Whether the politician you love to hate is Barack Obama or Bob Rucho, Pat Cotham or Patrick McHenry, voters seem increasingly aware of the axiom: Elections have consequences.
Alert: Voting starts Thursday in an election that will have consequences.
In April? Yes. Many races will be decided in the voting that starts Thursday and ends in two weeks, because the candidates face no opposition, or token opposition, in November.
Rucho’s fate, for example, will be sealed by May 6. N.C. Sen. Malcolm Graham’s replacement will be decided. U.S. Rep. Robert Pittenger will be reelected or upset; Mecklenburg County commissioner Vilma Leake, too.
Rep. Thom Tillis’s replacement will be all but settled, and Mel Watt’s likely successor will be known. Then there’s that little matter of which Republican will challenge U.S. Sen. Kay Hagan.

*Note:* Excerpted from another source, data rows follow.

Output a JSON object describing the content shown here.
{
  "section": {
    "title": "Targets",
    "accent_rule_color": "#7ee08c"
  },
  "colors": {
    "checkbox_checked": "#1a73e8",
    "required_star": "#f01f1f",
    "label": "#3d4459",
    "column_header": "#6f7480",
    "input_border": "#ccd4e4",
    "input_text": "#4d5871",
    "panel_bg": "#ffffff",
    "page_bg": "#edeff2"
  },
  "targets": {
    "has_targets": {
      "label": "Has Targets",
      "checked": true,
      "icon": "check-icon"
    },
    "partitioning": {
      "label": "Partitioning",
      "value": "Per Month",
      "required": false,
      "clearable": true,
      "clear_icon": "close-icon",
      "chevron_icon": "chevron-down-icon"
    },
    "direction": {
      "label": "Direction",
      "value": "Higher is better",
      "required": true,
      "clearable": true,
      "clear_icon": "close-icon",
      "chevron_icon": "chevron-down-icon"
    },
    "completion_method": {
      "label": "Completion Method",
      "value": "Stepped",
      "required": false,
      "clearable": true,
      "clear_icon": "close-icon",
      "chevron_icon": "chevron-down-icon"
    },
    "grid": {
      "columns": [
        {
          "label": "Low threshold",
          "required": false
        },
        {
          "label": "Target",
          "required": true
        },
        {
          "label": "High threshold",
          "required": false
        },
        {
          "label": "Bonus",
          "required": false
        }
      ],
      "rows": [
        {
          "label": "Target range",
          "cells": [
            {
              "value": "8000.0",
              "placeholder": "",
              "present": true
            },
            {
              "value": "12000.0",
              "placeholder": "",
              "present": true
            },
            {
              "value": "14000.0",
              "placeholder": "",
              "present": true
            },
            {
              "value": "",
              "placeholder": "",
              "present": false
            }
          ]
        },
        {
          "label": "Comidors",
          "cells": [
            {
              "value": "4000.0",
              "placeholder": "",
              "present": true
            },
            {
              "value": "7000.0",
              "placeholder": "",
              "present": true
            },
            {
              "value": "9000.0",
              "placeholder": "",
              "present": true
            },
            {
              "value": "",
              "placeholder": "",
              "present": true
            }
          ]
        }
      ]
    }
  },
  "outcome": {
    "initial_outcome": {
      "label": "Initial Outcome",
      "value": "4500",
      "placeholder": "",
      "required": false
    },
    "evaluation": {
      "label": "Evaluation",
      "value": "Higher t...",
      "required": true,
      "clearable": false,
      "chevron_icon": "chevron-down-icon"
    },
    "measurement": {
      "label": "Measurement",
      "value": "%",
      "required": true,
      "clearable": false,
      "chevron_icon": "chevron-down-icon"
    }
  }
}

Voters in Mecklenburg and several area counties have little excuse for not casting a ballot. Despite a state law that cut the early-voting window by a week, Mecklenburg is offering more early-voting hours than any other county in the state – and more than six times as many as in the last off-year primary in 2010. Cabarrus, Gaston, Iredell and Union counties have also increased hours.
The voter ID bill the legislature passed last year was fundamentally flawed because its entire premise was backward: We need to encourage more voting, not less. The ID provision won most of the attention, but the bill included several other requirements that make it harder for citizens in a republic to carry out their most basic right.
So the Mecklenburg elections board and director Michael Dickerson deserve credit for opening 13 early sites and making voting convenient.
If they really want to help voters, though, they should pay closer attention when candidates hide details about who’s giving them money. Observer reporters Fred Clasen-Kelly and Ames Alexander found that some candidates do not comply with the state law requiring all donors to be identified by their job title and employer. Former Mayor Patrick Cannon failed to list donors’ employers about 250 times since 2011. City Council member LaWana Mayfield omitted donors’ employers in every case in her October 2013 report. Filings like that stymie the public in knowing who backs elected officials.
Since the Observer stories, the Mecklenburg board has vowed to improve oversight. That’s good, but even so it will be difficult for voters to track donations closely.
Many candidates file on paper, not electronically, making records harder to search. And the state Board of Elections says it has a 10-year backlog of reports to audit. It is chipping away at that with technological upgrades, but remain understaffed. The legislature, in the name of transparency, must get the board the manpower it needs.